Now we all go out on the lake—Schoepfer driving, Boals half-heartedly casting—and besides nearly falling in as I board, I have a great time. Part of this is due to the duo’s fisherman colloquialisms—I learn that being on the water is “like driving but the road’s moving”—but there’s more to it.
Because nothing about this situation is appealing—it’s cold, Jim Nantz isn’t announcing this on CBS, these guys aren’t getting any notoriety from today and, again, 7 in the morning! The only real reasons they’re out here are passion and pride. No coach is forcing them to show up for this event (Duke’s team has a student president, Krishan Sivaraj, but no official advisor.). They’re here strictly of their own volition.

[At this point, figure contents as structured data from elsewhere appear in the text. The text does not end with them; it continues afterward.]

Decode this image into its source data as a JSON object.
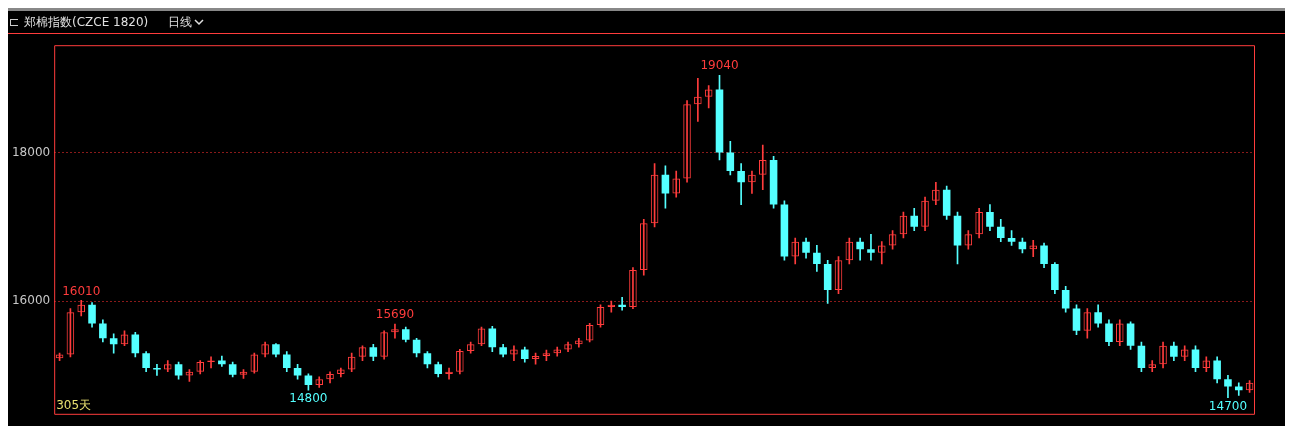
{
  "chart_data": {
    "type": "candlestick",
    "title": "郑棉指数(CZCE 1820)",
    "subtitle": "日线",
    "colors": [
      "#ff3c3c",
      "#ff3c3c",
      "#ff3c3c",
      "#54ffff",
      "#54ffff",
      "#54ffff",
      "#ff3c3c",
      "#54ffff",
      "#54ffff",
      "#54ffff",
      "#ff3c3c",
      "#54ffff",
      "#ff3c3c",
      "#ff3c3c",
      "#ff3c3c",
      "#54ffff",
      "#54ffff",
      "#ff3c3c",
      "#ff3c3c",
      "#ff3c3c",
      "#54ffff",
      "#54ffff",
      "#54ffff",
      "#54ffff",
      "#ff3c3c",
      "#ff3c3c",
      "#ff3c3c",
      "#ff3c3c",
      "#ff3c3c",
      "#54ffff",
      "#ff3c3c",
      "#ff3c3c",
      "#54ffff",
      "#54ffff",
      "#54ffff",
      "#54ffff",
      "#ff3c3c",
      "#ff3c3c",
      "#ff3c3c",
      "#ff3c3c",
      "#54ffff",
      "#54ffff",
      "#ff3c3c",
      "#54ffff",
      "#ff3c3c",
      "#ff3c3c",
      "#ff3c3c",
      "#ff3c3c",
      "#ff3c3c",
      "#ff3c3c",
      "#ff3c3c",
      "#ff3c3c",
      "#54ffff",
      "#ff3c3c",
      "#ff3c3c",
      "#ff3c3c",
      "#54ffff",
      "#ff3c3c",
      "#ff3c3c",
      "#ff3c3c",
      "#ff3c3c",
      "#54ffff",
      "#54ffff",
      "#54ffff",
      "#ff3c3c",
      "#ff3c3c",
      "#54ffff",
      "#54ffff",
      "#ff3c3c",
      "#54ffff",
      "#54ffff",
      "#54ffff",
      "#ff3c3c",
      "#ff3c3c",
      "#54ffff",
      "#54ffff",
      "#ff3c3c",
      "#ff3c3c",
      "#ff3c3c",
      "#54ffff",
      "#ff3c3c",
      "#ff3c3c",
      "#54ffff",
      "#54ffff",
      "#ff3c3c",
      "#ff3c3c",
      "#54ffff",
      "#54ffff",
      "#54ffff",
      "#54ffff",
      "#ff3c3c",
      "#54ffff",
      "#54ffff",
      "#54ffff",
      "#54ffff",
      "#ff3c3c",
      "#54ffff",
      "#54ffff",
      "#ff3c3c",
      "#54ffff",
      "#54ffff",
      "#ff3c3c",
      "#ff3c3c",
      "#54ffff",
      "#ff3c3c",
      "#54ffff",
      "#ff3c3c",
      "#54ffff",
      "#54ffff",
      "#54ffff",
      "#ff3c3c"
    ],
    "ylim": [
      14470,
      19445
    ],
    "yticks": [
      16000,
      18000
    ],
    "grid": "y",
    "tick_labels": "y",
    "annotations": [
      {
        "text": "16010",
        "y": 16010
      },
      {
        "text": "15690",
        "y": 15690
      },
      {
        "text": "19040",
        "y": 19040
      },
      {
        "text": "14800",
        "y": 14800
      },
      {
        "text": "14700",
        "y": 14700
      },
      "305天"
    ],
    "categories": [
      null,
      null,
      null,
      null,
      null,
      null,
      null,
      null,
      null,
      null,
      null,
      null,
      null,
      null,
      null,
      null,
      null,
      null,
      null,
      null,
      null,
      null,
      null,
      null,
      null,
      null,
      null,
      null,
      null,
      null,
      null,
      null,
      null,
      null,
      null,
      null,
      null,
      null,
      null,
      null,
      null,
      null,
      null,
      null,
      null,
      null,
      null,
      null,
      null,
      null,
      null,
      null,
      null,
      null,
      null,
      null,
      null,
      null,
      null,
      null,
      null,
      null,
      null,
      null,
      null,
      null,
      null,
      null,
      null,
      null,
      null,
      null,
      null,
      null,
      null,
      null,
      null,
      null,
      null,
      null,
      null,
      null,
      null,
      null,
      null,
      null,
      null,
      null,
      null,
      null,
      null,
      null,
      null,
      null,
      null,
      null,
      null,
      null,
      null,
      null,
      null,
      null,
      null,
      null,
      null,
      null,
      null,
      null,
      null,
      null,
      null
    ],
    "ohlc": [
      [
        15230,
        15300,
        15200,
        15280
      ],
      [
        15280,
        15900,
        15250,
        15850
      ],
      [
        15850,
        16010,
        15800,
        15950
      ],
      [
        15950,
        15980,
        15650,
        15700
      ],
      [
        15700,
        15750,
        15450,
        15500
      ],
      [
        15500,
        15560,
        15300,
        15420
      ],
      [
        15420,
        15600,
        15400,
        15550
      ],
      [
        15550,
        15580,
        15250,
        15300
      ],
      [
        15300,
        15320,
        15050,
        15100
      ],
      [
        15100,
        15150,
        15000,
        15080
      ],
      [
        15080,
        15200,
        15050,
        15150
      ],
      [
        15150,
        15180,
        14950,
        15000
      ],
      [
        15000,
        15080,
        14920,
        15050
      ],
      [
        15050,
        15200,
        15020,
        15180
      ],
      [
        15180,
        15250,
        15100,
        15200
      ],
      [
        15200,
        15260,
        15120,
        15150
      ],
      [
        15150,
        15180,
        14980,
        15010
      ],
      [
        15010,
        15080,
        14960,
        15050
      ],
      [
        15050,
        15300,
        15030,
        15280
      ],
      [
        15280,
        15450,
        15250,
        15420
      ],
      [
        15420,
        15430,
        15250,
        15280
      ],
      [
        15280,
        15320,
        15050,
        15100
      ],
      [
        15100,
        15150,
        14950,
        15000
      ],
      [
        15000,
        15020,
        14800,
        14870
      ],
      [
        14870,
        14980,
        14840,
        14950
      ],
      [
        14950,
        15050,
        14900,
        15020
      ],
      [
        15020,
        15100,
        14980,
        15080
      ],
      [
        15080,
        15300,
        15050,
        15250
      ],
      [
        15250,
        15400,
        15200,
        15380
      ],
      [
        15380,
        15420,
        15200,
        15250
      ],
      [
        15250,
        15600,
        15220,
        15580
      ],
      [
        15580,
        15690,
        15500,
        15620
      ],
      [
        15620,
        15650,
        15450,
        15480
      ],
      [
        15480,
        15500,
        15250,
        15300
      ],
      [
        15300,
        15320,
        15100,
        15150
      ],
      [
        15150,
        15180,
        14980,
        15020
      ],
      [
        15020,
        15100,
        14950,
        15050
      ],
      [
        15050,
        15350,
        15020,
        15330
      ],
      [
        15330,
        15450,
        15300,
        15420
      ],
      [
        15420,
        15650,
        15400,
        15630
      ],
      [
        15630,
        15660,
        15320,
        15380
      ],
      [
        15380,
        15420,
        15250,
        15280
      ],
      [
        15280,
        15400,
        15200,
        15350
      ],
      [
        15350,
        15380,
        15180,
        15220
      ],
      [
        15220,
        15300,
        15150,
        15260
      ],
      [
        15260,
        15340,
        15200,
        15300
      ],
      [
        15300,
        15380,
        15260,
        15350
      ],
      [
        15350,
        15450,
        15320,
        15420
      ],
      [
        15420,
        15500,
        15380,
        15470
      ],
      [
        15470,
        15700,
        15450,
        15680
      ],
      [
        15680,
        15950,
        15650,
        15920
      ],
      [
        15920,
        16000,
        15850,
        15950
      ],
      [
        15950,
        16050,
        15880,
        15920
      ],
      [
        15920,
        16450,
        15900,
        16420
      ],
      [
        16420,
        17100,
        16350,
        17050
      ],
      [
        17050,
        17850,
        17000,
        17700
      ],
      [
        17700,
        17820,
        17250,
        17450
      ],
      [
        17450,
        17750,
        17400,
        17650
      ],
      [
        17650,
        18700,
        17600,
        18650
      ],
      [
        18650,
        19000,
        18420,
        18750
      ],
      [
        18750,
        18900,
        18600,
        18850
      ],
      [
        18850,
        19040,
        17900,
        18000
      ],
      [
        18000,
        18150,
        17700,
        17750
      ],
      [
        17750,
        17850,
        17300,
        17600
      ],
      [
        17600,
        17750,
        17450,
        17700
      ],
      [
        17700,
        18100,
        17500,
        17900
      ],
      [
        17900,
        17950,
        17250,
        17300
      ],
      [
        17300,
        17350,
        16550,
        16600
      ],
      [
        16600,
        16850,
        16500,
        16800
      ],
      [
        16800,
        16850,
        16580,
        16650
      ],
      [
        16650,
        16750,
        16400,
        16500
      ],
      [
        16500,
        16550,
        15970,
        16150
      ],
      [
        16150,
        16600,
        16100,
        16550
      ],
      [
        16550,
        16850,
        16500,
        16800
      ],
      [
        16800,
        16850,
        16550,
        16700
      ],
      [
        16700,
        16900,
        16550,
        16650
      ],
      [
        16650,
        16800,
        16500,
        16750
      ],
      [
        16750,
        16950,
        16700,
        16900
      ],
      [
        16900,
        17200,
        16850,
        17150
      ],
      [
        17150,
        17250,
        16950,
        17000
      ],
      [
        17000,
        17400,
        16950,
        17350
      ],
      [
        17350,
        17600,
        17300,
        17500
      ],
      [
        17500,
        17550,
        17100,
        17150
      ],
      [
        17150,
        17200,
        16500,
        16750
      ],
      [
        16750,
        16950,
        16700,
        16900
      ],
      [
        16900,
        17250,
        16850,
        17200
      ],
      [
        17200,
        17300,
        16950,
        17000
      ],
      [
        17000,
        17100,
        16800,
        16850
      ],
      [
        16850,
        16950,
        16750,
        16800
      ],
      [
        16800,
        16850,
        16650,
        16700
      ],
      [
        16700,
        16820,
        16600,
        16750
      ],
      [
        16750,
        16780,
        16450,
        16500
      ],
      [
        16500,
        16520,
        16100,
        16150
      ],
      [
        16150,
        16200,
        15850,
        15900
      ],
      [
        15900,
        15950,
        15550,
        15600
      ],
      [
        15600,
        15900,
        15500,
        15850
      ],
      [
        15850,
        15950,
        15650,
        15700
      ],
      [
        15700,
        15750,
        15400,
        15450
      ],
      [
        15450,
        15750,
        15400,
        15700
      ],
      [
        15700,
        15720,
        15350,
        15400
      ],
      [
        15400,
        15450,
        15050,
        15100
      ],
      [
        15100,
        15200,
        15050,
        15150
      ],
      [
        15150,
        15450,
        15100,
        15400
      ],
      [
        15400,
        15450,
        15200,
        15250
      ],
      [
        15250,
        15400,
        15200,
        15350
      ],
      [
        15350,
        15400,
        15050,
        15100
      ],
      [
        15100,
        15250,
        15050,
        15200
      ],
      [
        15200,
        15250,
        14900,
        14950
      ],
      [
        14950,
        15000,
        14700,
        14850
      ],
      [
        14850,
        14900,
        14730,
        14800
      ],
      [
        14800,
        14930,
        14770,
        14900
      ]
    ]
  }
}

When I’m in the boat, though, I kind of get why. Boals doesn’t catch anything in this brief period, but a few times it looks like there’s something brewing, and my ears prick up—I’m a watchdog, hyper-vigilant, doing my best deckhand impression. Fishing’s a tease, certainly, but you find and appreciate the little things—the current, the schwick of the cast, the bait’s subtle plop into the water. The conversation rises and dies and starts anew, the most volatile moments being when someone throws out a “basshole.” Overall, it’s very rhythmic—very Zen. You suddenly feel like reading Walden.
We head back to the dock for the most drama-filled moments of the day—the weigh-in. Word comes down that one UNC boat caught five legal (over 14-inch) fish. Boals and Schoepfer fret, bluster, hem and haw.

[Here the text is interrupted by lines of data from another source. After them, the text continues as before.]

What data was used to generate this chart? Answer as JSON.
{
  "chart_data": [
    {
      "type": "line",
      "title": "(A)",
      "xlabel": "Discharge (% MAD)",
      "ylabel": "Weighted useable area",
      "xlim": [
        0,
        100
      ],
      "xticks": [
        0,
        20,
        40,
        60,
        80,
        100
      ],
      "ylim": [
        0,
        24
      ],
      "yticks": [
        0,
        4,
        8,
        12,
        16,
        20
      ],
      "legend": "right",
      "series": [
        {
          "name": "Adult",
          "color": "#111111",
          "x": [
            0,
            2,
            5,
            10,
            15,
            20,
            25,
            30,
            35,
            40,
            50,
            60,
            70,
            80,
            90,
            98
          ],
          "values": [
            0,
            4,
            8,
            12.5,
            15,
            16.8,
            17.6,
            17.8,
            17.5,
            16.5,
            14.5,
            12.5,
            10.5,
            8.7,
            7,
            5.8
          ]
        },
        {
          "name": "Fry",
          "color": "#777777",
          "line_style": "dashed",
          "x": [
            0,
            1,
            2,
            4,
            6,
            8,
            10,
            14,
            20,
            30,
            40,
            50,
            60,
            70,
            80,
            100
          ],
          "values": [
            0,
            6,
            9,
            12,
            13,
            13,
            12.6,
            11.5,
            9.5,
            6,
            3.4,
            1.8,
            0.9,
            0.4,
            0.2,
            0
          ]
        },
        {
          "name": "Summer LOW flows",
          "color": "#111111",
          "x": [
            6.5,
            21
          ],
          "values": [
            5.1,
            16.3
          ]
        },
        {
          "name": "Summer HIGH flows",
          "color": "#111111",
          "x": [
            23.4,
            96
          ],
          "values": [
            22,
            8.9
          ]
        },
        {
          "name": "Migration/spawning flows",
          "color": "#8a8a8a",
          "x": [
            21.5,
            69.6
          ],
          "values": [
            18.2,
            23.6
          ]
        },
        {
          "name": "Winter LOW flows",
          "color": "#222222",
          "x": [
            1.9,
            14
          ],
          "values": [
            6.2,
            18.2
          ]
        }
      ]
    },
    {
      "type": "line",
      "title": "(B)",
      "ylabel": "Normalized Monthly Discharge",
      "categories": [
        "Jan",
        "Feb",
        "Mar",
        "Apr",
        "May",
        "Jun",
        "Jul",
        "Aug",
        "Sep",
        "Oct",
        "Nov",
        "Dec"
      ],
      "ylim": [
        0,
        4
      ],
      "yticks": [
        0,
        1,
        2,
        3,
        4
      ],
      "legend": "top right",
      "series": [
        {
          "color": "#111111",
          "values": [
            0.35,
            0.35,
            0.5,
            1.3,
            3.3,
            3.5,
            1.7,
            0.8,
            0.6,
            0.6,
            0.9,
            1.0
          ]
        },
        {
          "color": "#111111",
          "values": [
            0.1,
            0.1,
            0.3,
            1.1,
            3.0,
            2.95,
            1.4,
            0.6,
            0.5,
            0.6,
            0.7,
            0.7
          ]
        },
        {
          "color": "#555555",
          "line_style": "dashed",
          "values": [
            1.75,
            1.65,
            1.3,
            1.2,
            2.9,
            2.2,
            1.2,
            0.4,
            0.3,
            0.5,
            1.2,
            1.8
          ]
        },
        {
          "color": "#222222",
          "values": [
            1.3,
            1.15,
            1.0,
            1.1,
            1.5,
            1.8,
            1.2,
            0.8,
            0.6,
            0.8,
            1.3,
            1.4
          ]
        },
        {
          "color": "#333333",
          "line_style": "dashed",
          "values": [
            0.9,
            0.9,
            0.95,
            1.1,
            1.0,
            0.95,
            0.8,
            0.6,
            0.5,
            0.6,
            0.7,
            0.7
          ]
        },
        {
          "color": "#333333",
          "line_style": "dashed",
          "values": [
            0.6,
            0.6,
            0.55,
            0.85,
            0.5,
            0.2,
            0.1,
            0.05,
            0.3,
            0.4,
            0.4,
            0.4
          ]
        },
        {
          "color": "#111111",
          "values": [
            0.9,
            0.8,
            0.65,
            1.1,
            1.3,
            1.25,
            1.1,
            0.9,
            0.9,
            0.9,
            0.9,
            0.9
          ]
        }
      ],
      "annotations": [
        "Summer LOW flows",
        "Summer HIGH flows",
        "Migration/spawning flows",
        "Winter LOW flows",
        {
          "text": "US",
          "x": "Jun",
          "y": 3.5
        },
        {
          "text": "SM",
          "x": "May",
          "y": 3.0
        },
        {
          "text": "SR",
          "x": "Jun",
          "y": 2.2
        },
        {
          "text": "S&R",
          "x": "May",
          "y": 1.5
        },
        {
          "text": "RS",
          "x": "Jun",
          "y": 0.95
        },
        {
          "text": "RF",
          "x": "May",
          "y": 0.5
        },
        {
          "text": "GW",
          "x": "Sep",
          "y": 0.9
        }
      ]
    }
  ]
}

UNC weighs first. The Tar Heels have a real hog to start things off—7.5 lbs, the biggest catch of the day. All-in-all, they’re boasting 13.90 pounds, and the match will come down to the wire.
No one wants to weigh the other boats—it’s all about Schoepfer and Boals’ haul now. They toss in their big catch—just 6.15. Then the second. Then the third.

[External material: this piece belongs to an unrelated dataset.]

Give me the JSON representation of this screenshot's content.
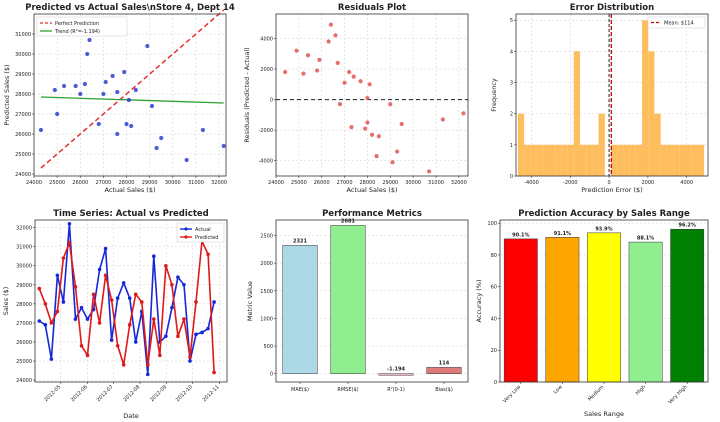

Oh, man. Boals looks at the scale and lets this out, ambiguously.
14.45. Duke wins. By eight ounces.
UNC understandably asks for a recount, but the numbers are right—the Blue Devils take the second consecutive competition, and, more importantly, the trophy comes to a deserving home in Durham.
It’s potentially the start of something big for Duke. The team’s looking to expand, Sivaraj said, welcoming fishermen of all levels and abilities. It now has a trophy to protect—a legacy to maintain.
Why should you care? Because we’re all bass fishermen at heart—we all have these hobbies, these things we do for ourselves just because, whether we’re being watched two people or 200 or 200,000. University Lake is the driving range, the hoop nailed to the side of the garage, the isolated study with the wood stove where we read just for fun. These places aren’t revolutionary. But they’re ours. They’re just for us. That means something.
Why else should you care? Well, look at it this way, at least this team can win championships in March.